Quel bilan pouvez-vous dresser de cette Compétition ?

- C'était une très belle expérience ! Les KZ sont vraiment très rapides, le châssis a beaucoup évolué depuis 15 ans et le moteur est beaucoup plus utilisable que celui des Formule C de l'époque. La sensation de vitesse est même plus grande sensation qu'au volant de ma Nissan Super GT qui développe pourtant 500 cv. Les freinages sont encore plus tardifs qu'en auto. La compétition actuelle est extrêmement serrée en KZ et il a été difficile pour moi de jouer les premiers rôles. Je suis content d'avoir pu reprendre 8 places en finale, mais je suis tout de même resté en milieu de peloton.

Pour revenir au passé, comment êtes-vous devenu Pilote professionnel au Japon ?

- C'est le karting qui m'a ouvert les portes d'une carrière en automobile. Après mes très bonnes performances dans le Championnat du Monde 2002, Pierre-Henri Raphanel m'a proposé de venir faire des essais en F3 au Japon en fin de saison et voilà comment tout a commencé. J'ai connu de nombreux succès en monoplace puis dans le Championnat Super GT que j'ai remporté quatre fois pour Nissan.

Le karting est resté très présent dans votre carrière. Pourquoi cela ?

- J'ai toujours été convaincu que la pratique cette discipline pouvait me donner un avantage en sport auto. J'ai même entrainé avec moi un groupe d'une dizaine de pilotes de Super GT. Nous nous préparons ensemble chaque lundi précédant une épreuve. Nous possédons notre propre matériel équipé de moteurs KF4. Le pilote qui a remporté le Super GT en 2013 m'a remercié de ces entrainements en karting en reconnaissant que cela l'avait grandement aidé à gagner.

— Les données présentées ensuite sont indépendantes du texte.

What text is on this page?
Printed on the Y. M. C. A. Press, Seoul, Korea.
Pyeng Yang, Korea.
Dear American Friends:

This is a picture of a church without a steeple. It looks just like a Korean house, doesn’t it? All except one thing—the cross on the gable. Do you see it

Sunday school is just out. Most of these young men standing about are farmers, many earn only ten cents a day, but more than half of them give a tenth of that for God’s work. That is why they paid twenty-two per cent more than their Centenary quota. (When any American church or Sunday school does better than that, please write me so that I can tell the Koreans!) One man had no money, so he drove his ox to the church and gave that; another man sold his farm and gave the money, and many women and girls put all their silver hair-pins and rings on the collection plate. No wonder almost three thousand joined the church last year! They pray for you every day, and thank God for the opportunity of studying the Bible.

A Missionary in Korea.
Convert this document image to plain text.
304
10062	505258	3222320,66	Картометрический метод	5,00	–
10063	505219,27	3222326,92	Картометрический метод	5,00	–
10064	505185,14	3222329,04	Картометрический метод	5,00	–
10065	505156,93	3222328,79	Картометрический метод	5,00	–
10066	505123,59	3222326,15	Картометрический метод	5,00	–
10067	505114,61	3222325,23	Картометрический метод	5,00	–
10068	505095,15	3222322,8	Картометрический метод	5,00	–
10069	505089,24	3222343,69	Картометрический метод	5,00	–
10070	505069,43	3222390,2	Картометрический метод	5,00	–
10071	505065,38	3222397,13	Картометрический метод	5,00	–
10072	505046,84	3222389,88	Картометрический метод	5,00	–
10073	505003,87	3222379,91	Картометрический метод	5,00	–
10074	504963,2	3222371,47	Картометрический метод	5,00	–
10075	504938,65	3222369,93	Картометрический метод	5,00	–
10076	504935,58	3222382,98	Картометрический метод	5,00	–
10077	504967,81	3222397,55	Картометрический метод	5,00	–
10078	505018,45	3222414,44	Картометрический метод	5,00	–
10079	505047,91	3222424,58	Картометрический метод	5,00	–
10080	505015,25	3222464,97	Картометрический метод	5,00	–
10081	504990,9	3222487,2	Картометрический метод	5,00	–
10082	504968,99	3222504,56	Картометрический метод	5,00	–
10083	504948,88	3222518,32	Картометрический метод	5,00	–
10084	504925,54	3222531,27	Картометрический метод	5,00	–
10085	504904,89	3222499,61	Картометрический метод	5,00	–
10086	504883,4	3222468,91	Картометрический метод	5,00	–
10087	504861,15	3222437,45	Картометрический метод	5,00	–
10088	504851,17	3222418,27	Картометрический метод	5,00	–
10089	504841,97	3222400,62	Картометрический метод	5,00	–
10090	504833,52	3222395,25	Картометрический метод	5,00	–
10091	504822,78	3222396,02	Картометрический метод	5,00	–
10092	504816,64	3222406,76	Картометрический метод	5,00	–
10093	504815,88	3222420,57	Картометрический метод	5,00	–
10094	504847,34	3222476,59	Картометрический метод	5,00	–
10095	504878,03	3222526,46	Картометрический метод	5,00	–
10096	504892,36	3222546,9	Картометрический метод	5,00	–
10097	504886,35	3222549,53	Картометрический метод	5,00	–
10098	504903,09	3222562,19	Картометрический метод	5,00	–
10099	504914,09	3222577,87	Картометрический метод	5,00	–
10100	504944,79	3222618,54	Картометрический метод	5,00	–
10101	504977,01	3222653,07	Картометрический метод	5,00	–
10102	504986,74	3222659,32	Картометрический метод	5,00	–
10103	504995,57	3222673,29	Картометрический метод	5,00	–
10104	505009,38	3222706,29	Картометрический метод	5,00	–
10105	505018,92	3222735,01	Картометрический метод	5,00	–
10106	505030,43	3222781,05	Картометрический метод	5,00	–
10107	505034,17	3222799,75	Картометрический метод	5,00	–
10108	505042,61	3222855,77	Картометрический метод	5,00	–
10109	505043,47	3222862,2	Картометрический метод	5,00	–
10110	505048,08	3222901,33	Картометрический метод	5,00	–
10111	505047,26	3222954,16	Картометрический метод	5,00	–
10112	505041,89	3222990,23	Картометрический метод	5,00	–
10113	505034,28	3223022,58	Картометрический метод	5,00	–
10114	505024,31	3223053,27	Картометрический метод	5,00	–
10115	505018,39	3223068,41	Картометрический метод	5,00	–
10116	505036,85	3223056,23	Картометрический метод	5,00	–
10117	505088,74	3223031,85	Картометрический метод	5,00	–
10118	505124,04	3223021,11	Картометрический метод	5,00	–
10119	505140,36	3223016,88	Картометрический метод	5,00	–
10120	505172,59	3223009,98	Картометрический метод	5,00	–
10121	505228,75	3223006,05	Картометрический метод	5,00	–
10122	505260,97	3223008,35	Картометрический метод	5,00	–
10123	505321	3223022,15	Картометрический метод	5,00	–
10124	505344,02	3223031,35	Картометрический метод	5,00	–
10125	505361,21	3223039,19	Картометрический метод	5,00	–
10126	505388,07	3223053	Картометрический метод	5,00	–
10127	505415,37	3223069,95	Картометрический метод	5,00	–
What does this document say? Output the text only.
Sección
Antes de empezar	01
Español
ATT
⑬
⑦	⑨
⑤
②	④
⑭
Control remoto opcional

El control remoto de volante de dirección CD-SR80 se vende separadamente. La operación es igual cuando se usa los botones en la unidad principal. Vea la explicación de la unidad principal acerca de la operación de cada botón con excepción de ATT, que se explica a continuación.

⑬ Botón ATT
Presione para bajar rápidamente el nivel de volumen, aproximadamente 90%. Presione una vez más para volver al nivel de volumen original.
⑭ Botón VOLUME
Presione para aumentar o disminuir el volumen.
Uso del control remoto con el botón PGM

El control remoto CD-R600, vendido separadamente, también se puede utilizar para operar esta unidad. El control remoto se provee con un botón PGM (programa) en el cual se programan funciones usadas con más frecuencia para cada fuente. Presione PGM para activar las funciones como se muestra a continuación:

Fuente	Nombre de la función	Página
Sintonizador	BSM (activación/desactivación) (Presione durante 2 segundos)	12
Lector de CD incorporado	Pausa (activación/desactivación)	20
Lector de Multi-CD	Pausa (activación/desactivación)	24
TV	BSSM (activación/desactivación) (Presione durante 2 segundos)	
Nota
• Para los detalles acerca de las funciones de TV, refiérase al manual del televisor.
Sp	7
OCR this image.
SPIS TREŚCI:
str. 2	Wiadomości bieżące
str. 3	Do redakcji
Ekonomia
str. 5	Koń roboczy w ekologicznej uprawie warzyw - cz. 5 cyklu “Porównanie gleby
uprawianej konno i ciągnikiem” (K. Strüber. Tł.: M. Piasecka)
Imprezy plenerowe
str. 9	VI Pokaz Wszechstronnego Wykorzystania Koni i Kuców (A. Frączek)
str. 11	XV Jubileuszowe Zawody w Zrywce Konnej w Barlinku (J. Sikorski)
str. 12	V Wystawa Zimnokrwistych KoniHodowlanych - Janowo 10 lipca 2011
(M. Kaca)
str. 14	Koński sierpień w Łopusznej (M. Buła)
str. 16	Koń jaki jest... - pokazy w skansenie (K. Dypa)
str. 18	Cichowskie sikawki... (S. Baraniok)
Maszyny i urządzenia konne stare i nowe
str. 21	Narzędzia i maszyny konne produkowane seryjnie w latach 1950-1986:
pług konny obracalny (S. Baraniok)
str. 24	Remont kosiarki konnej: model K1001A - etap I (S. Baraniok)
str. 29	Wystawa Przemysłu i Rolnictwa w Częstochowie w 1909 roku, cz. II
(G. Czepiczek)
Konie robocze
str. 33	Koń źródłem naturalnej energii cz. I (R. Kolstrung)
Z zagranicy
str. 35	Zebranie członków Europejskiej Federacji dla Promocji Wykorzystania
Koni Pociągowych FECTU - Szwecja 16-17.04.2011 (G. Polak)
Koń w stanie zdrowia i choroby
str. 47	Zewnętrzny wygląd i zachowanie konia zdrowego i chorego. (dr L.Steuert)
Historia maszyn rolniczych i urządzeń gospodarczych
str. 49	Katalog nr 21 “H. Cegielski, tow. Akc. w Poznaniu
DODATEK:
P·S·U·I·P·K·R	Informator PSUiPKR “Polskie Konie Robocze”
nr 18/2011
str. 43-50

Au Japon comme ailleurs, les jeunes s'orientent très tôt vers la monoplace. Je pense que ce n'est pas une bonne chose. Les équipes de sport automobile et les grands constructeurs ne se rendent pas compte combien le karting est essentiel pour la formation des pilotes. Je fais tout ce que je peux pour leur ouvrir les yeux sur cette discipline qu'ils ne connaissent pas assez.